Italy plans to distribute more than 200M vaccine doses in 2021
ROME — Italy’s health minister told lawmakers on Wednesday that Italy will distribute 202.6 million doses of Covid-19 vaccines during 2021 in “an unprecedented effort that will require a huge collective commitment.’’
Robert Speranza said the vaccines will not be mandatory, but that the doses allotted Italy through an EU collective purchasing agreement would be “enough to potentially vaccinate the entire population.”
Speranza emphasized that the distribution of the vaccines would depend on regulatory approval which was still pending from the European Medicines Agency.

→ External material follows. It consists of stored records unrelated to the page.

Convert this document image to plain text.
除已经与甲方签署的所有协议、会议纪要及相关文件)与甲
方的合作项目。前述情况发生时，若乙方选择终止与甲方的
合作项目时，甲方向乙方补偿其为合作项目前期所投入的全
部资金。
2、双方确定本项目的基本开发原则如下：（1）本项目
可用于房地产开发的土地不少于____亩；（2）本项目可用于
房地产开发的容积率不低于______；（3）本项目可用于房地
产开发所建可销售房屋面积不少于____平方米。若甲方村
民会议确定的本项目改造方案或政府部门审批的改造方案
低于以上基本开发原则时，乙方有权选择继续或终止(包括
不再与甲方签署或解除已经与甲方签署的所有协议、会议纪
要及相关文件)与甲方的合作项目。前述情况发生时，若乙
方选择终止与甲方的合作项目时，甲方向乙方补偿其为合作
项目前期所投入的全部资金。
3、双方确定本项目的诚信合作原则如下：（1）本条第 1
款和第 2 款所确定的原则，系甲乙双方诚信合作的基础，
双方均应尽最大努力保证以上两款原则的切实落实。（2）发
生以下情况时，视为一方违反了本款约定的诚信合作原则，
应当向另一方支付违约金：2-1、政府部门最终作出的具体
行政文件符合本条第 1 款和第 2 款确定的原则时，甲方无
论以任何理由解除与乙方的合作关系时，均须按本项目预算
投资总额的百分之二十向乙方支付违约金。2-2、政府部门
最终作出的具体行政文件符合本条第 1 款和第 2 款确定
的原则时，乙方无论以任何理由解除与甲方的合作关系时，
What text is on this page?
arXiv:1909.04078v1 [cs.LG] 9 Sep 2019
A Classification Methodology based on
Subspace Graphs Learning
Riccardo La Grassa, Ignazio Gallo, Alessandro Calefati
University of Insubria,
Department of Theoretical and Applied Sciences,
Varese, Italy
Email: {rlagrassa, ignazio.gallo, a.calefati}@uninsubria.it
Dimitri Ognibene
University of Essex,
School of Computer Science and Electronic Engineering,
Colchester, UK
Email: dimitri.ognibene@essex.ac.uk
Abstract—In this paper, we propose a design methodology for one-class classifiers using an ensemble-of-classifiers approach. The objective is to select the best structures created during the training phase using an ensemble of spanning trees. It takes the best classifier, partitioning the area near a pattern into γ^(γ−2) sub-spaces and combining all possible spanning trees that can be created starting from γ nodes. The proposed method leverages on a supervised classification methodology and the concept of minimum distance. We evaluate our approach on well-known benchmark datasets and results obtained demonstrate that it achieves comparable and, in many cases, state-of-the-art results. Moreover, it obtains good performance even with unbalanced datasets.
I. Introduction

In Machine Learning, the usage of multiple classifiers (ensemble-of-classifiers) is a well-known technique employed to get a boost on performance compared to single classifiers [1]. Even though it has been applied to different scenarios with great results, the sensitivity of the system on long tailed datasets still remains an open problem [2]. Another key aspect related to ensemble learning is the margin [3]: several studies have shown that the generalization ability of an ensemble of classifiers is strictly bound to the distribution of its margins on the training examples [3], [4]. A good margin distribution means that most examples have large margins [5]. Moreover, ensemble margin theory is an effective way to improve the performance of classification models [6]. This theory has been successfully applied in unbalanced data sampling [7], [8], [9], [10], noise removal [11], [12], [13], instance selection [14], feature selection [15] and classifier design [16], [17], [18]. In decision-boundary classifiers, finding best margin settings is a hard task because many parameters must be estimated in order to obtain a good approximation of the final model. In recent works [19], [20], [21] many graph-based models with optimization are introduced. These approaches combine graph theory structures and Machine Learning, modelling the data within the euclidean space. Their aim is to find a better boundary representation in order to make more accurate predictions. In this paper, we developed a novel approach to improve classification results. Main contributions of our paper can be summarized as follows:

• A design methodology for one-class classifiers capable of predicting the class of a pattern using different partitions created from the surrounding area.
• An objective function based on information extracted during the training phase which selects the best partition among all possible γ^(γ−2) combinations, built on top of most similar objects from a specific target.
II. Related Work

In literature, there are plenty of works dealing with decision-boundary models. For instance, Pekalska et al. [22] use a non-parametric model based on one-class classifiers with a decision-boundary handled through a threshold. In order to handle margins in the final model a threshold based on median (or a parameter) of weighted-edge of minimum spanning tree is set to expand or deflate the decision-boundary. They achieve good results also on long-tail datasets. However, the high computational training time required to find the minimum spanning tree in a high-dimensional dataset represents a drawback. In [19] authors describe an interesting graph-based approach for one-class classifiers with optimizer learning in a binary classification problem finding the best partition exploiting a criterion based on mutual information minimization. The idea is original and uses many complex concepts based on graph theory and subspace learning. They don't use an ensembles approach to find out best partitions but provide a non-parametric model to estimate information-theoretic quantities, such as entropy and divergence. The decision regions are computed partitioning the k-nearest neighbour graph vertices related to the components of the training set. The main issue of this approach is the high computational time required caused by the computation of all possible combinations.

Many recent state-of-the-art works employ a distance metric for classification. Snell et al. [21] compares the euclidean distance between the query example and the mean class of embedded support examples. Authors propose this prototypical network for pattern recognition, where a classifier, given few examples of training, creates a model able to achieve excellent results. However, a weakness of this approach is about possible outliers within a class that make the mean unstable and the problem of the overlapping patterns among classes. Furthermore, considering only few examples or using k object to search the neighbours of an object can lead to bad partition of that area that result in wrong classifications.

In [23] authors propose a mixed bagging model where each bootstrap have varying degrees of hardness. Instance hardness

The first vaccines are expected to arrive in January with Pfizer’s vaccine expected to get first EMA approval by Dec. 29 and Moderna by Jan. 12. Priority will be given first to Italy's front-line health care workers, then residents of nursing homes, then to elderly over 80 before moving to other groups like people with medical risks, law enforcement, teachers and prison workers.
British government is first to approve Covid-19 vaccine, will roll out shots next week
The United Kingdom has become the first country to formally approve a Covid-19 vaccine, giving the green light to Pfizer-BioNTech and saying the shots will start being rolled out next week.
The announcement Wednesday marks a huge milestone, not just for the fight against the coronavirus but also for science. This achievement has come far quicker than any other vaccine, which typically take 15-20 years to make.
"For so long we've been saying that if a vaccine is developed, then things will get better in 2021, and now we can say when this vaccine is rolled out things will get better," British Health Secretary Matt Hancock told the BBC.
The roll-out will start small, just 800,000 shots in the first batch with most of the 40 million doses ordered by the British government coming next year.
It will not go unnoticed that British regulators have made this decision ahead of their American counterparts, as different officials and businesses around the world strike the right balance between speed, safety and effectiveness.